Хозяин прочел еще несколько мест из Истории государства российского, но я все-таки никак не мог понять: в чем, собственно, заключается ошибка Карамзина. Дело шло, разумеется, об Осташкове. Наконец Ф[окин] остановил хозяина, сказав ему:
- А вот что я тебе скажу.
- Что?
- Мы лучше в другой раз придем. Ты нам тогда это все разъяснишь. Теперь нам некогда.
- Ну, хорошо, - с неудовольствием сказал хозяин, прерванный на самом интересном месте, - так когда же вы зайдете? Я вам это все докажу. Такая мне досада! Читал, читал, - все хорошо; вдруг, - ах, ты, пропасть! Ошибка!.. - говорил он, хлопнув рукою по книге. - Очевидная ошибка! да вот вам еще доказательство! - И, помуслив палец, он уж замахнулся было им, чтобы отыскать эту самую убедительную страницу, но Ф[окин] поскорее надел калоши и закричал:
- Прощай, прощай, брат. В другой раз.
- Ну, так до свидания. Будьте знакомы!
На другой день после визита к рыбаку я ездил в Нилову пустынь и чуть было не утонул. Случилось это, то есть собрался я, совершенно неожиданно. Началось с того, что сижу я в своей комнате и думаю: "Куда бы мне пойти?" Вдруг вбегает Нил Алексеевич, 6и говорит:
- Ваше благородие, позвольте вас побеспокоить?
- Что вам нужно?
- Не будет ли у вас на рубль мелочи: с постояльцем нужно расчесться.
- Нету. Четвертак есть.
- Ну, так позвольте хоть четвертак. Рубля я ему не дал потому, что на другой день по приезде моем в Осташков он сделал со мной точно такую же штуку, и потом сестры его, хозяйки постоялого двора, убедительно просили не давать ему денег. И эту хитрость он употреблял со всеми почти неопытными постояльцами: вдруг прибежит с озабоченным видом, возьмет на рубль мелочи и потом пропадет дня на два. А тут же кстати капустный сезон подоспел: бабы и девки собираются друг у друга капусту рубить, песни поют, а кавалеры посылают за водкой и устроивают угощения. Я знал очень хорошо, на что Нилу Алексеевичу понадобилась мелочь, и, по поводу капусты вспомнив об увеселениях, спросил его: "Есть ли в городе трактир?" Оказалось, что есть один, но только господа там не бывают. Потому-то я туда и отправился немедленно. Это было около шести часов вечера, на улицах тьма непроглядная, только в булочной на окне горит сальный огарок и освещает связку баранок, да сквозь закоптелую дверь кабака видны какие-то тени, слышны голоса: не то песни поют, не то ругаются. Отыскать трактир вечером было довольно трудно: на улицах ни души, спросить не у кого; ходил-ходил я и наконец отыскал дверь, ведущую куда-то во мрак. В этом мраке виднелся где-то вдали погасавший ночник. Я пошел прямо на него и наткнулся на собаку. Собака заворчала и отошла в сторону. Ощупью взобрался я на лестницу и стал шарить по стенам. Слышу где-то близко голоса, а никак не могу понять, - где они. Шарил я тут долго, наконец это мне надоело, и я стал кричать: "Отоприте!" На голос мой отворилась дверь, и половой со свечой в руке, прищуриваясь и всматриваясь в меня, сказал:
- Что ты? Очумел, что ли? Двери не найдешь? Иди скорей!

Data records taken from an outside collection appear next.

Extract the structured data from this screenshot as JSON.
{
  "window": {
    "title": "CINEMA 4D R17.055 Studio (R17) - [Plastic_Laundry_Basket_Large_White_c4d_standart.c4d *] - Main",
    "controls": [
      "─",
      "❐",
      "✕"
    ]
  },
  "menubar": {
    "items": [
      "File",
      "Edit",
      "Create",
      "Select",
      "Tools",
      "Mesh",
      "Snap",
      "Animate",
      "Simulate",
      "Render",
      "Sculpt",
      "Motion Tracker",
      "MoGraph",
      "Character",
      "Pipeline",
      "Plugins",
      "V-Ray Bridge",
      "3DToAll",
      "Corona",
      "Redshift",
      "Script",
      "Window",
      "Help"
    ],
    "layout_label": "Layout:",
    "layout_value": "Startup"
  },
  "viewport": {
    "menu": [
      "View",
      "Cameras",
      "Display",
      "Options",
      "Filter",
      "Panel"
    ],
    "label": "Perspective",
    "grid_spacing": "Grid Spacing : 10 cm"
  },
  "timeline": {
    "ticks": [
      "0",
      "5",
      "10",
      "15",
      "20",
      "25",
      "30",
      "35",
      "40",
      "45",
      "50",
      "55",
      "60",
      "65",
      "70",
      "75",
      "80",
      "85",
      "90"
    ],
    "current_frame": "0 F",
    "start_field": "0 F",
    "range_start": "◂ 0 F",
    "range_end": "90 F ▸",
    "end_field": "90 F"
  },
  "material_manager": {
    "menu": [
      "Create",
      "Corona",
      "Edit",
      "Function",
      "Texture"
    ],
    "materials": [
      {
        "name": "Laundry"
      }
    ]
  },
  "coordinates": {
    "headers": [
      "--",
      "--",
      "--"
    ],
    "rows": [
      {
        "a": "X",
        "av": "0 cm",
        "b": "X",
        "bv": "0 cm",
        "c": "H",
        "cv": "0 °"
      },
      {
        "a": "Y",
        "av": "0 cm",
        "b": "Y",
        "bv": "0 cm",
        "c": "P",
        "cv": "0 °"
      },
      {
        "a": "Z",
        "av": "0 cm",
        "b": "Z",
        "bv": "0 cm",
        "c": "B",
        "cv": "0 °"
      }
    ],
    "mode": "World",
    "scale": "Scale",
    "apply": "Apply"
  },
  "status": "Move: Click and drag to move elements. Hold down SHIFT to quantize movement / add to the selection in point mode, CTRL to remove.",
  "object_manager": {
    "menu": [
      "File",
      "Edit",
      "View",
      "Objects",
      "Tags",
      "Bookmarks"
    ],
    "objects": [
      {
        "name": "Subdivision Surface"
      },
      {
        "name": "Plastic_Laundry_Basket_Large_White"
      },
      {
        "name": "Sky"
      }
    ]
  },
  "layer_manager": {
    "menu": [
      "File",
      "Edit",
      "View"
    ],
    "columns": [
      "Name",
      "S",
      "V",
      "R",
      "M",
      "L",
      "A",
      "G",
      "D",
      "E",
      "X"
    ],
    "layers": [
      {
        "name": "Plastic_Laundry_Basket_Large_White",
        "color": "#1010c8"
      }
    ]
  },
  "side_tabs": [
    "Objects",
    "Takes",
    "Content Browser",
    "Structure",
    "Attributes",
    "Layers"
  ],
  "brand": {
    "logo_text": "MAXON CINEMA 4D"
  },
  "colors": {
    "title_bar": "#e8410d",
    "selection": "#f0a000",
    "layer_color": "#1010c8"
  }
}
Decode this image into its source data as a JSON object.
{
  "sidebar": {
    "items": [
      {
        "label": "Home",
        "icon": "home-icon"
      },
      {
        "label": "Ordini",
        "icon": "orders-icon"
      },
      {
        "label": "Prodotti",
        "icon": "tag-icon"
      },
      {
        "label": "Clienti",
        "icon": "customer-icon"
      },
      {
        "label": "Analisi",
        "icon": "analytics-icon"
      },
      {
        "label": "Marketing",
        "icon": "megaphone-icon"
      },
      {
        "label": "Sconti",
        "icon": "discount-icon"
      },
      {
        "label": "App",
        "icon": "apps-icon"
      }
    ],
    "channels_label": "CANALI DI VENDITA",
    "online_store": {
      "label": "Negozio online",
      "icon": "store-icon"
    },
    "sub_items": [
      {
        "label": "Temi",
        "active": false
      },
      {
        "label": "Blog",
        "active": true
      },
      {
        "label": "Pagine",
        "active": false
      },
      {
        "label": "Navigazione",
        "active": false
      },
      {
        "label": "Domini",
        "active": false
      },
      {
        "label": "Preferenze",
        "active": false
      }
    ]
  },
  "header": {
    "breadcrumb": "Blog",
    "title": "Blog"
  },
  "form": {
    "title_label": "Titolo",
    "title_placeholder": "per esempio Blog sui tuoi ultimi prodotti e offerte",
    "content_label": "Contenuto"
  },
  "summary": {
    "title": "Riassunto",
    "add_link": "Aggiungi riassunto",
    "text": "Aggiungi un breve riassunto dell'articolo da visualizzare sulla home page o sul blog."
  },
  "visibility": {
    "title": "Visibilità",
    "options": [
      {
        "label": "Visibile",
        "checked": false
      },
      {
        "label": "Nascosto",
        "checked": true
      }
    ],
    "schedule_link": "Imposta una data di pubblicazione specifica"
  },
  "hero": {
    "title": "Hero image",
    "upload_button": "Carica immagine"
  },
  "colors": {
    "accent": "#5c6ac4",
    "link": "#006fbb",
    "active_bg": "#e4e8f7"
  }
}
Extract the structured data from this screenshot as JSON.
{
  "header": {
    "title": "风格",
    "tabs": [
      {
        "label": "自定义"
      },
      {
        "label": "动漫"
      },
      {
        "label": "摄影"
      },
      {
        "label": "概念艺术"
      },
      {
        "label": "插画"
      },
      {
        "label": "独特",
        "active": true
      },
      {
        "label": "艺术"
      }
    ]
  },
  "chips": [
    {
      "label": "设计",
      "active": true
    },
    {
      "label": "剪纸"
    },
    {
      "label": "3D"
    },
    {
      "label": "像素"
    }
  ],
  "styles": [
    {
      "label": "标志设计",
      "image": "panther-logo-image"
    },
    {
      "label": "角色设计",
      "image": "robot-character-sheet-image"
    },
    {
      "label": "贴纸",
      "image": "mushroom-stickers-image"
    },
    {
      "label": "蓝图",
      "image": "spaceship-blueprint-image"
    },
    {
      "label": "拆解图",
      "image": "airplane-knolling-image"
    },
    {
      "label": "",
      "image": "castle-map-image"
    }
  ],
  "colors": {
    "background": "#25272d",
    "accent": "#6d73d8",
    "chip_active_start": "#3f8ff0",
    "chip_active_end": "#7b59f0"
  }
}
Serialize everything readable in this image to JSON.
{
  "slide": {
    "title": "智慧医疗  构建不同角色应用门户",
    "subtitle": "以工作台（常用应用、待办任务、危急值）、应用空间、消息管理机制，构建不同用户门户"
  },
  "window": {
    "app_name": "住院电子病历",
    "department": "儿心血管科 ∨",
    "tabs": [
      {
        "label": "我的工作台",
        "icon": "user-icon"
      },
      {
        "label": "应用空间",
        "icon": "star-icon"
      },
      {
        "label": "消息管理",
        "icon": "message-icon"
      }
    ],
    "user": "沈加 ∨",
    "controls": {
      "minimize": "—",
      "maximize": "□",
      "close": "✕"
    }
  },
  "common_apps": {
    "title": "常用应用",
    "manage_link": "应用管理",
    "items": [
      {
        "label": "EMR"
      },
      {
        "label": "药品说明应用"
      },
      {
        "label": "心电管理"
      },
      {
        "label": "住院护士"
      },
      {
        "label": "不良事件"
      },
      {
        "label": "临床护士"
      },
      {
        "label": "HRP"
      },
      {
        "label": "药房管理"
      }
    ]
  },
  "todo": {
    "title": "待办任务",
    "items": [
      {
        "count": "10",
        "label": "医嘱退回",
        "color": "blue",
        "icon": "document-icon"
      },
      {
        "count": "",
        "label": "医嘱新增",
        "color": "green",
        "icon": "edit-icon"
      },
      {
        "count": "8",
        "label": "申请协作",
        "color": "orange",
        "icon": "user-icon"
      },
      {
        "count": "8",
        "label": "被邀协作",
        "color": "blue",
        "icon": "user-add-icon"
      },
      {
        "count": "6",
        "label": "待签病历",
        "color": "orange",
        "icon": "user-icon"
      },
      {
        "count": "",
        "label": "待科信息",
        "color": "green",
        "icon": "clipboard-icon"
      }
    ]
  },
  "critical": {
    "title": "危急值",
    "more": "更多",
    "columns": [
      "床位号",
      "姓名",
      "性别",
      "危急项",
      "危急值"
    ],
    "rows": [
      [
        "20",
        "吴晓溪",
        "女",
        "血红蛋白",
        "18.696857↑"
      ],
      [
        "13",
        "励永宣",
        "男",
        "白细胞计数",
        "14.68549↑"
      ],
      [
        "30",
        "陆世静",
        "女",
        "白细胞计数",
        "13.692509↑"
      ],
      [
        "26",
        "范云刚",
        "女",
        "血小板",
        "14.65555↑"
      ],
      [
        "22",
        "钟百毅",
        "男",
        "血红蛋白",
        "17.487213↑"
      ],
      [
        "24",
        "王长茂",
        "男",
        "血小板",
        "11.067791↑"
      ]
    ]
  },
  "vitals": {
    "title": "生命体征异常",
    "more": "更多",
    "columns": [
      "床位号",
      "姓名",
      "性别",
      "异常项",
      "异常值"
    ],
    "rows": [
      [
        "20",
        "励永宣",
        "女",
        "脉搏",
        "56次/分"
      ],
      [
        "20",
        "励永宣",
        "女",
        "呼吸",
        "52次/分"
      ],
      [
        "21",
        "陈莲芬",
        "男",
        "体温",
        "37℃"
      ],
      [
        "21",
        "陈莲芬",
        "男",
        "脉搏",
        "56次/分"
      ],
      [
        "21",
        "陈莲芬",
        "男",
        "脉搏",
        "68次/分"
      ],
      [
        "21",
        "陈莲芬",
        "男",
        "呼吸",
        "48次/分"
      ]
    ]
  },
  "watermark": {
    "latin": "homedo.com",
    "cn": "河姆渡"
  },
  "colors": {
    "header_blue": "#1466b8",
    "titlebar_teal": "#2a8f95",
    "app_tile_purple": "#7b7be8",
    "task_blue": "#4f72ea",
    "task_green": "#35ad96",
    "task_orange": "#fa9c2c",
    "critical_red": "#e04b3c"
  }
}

Я вошел и в первой же комнате увидел такую сцену: за прилавком стоит гражданин лет пятидесяти в волчьей шубе, с трубкой в руке, пьяный, и придирается к девице, тоже порядочно выпившей и сидящей на столе. Она болтает ногами и ругает гражданина самым неприличным образом. Буфетчик моет чашки и в то же время принимает живейшее участие в ссоре, покрикивая время от времени:
- Ишь ты ведь шкура какая! упрямая, дьявол! Пашка! А, волки тя ешь! Не хочет гостя уважить.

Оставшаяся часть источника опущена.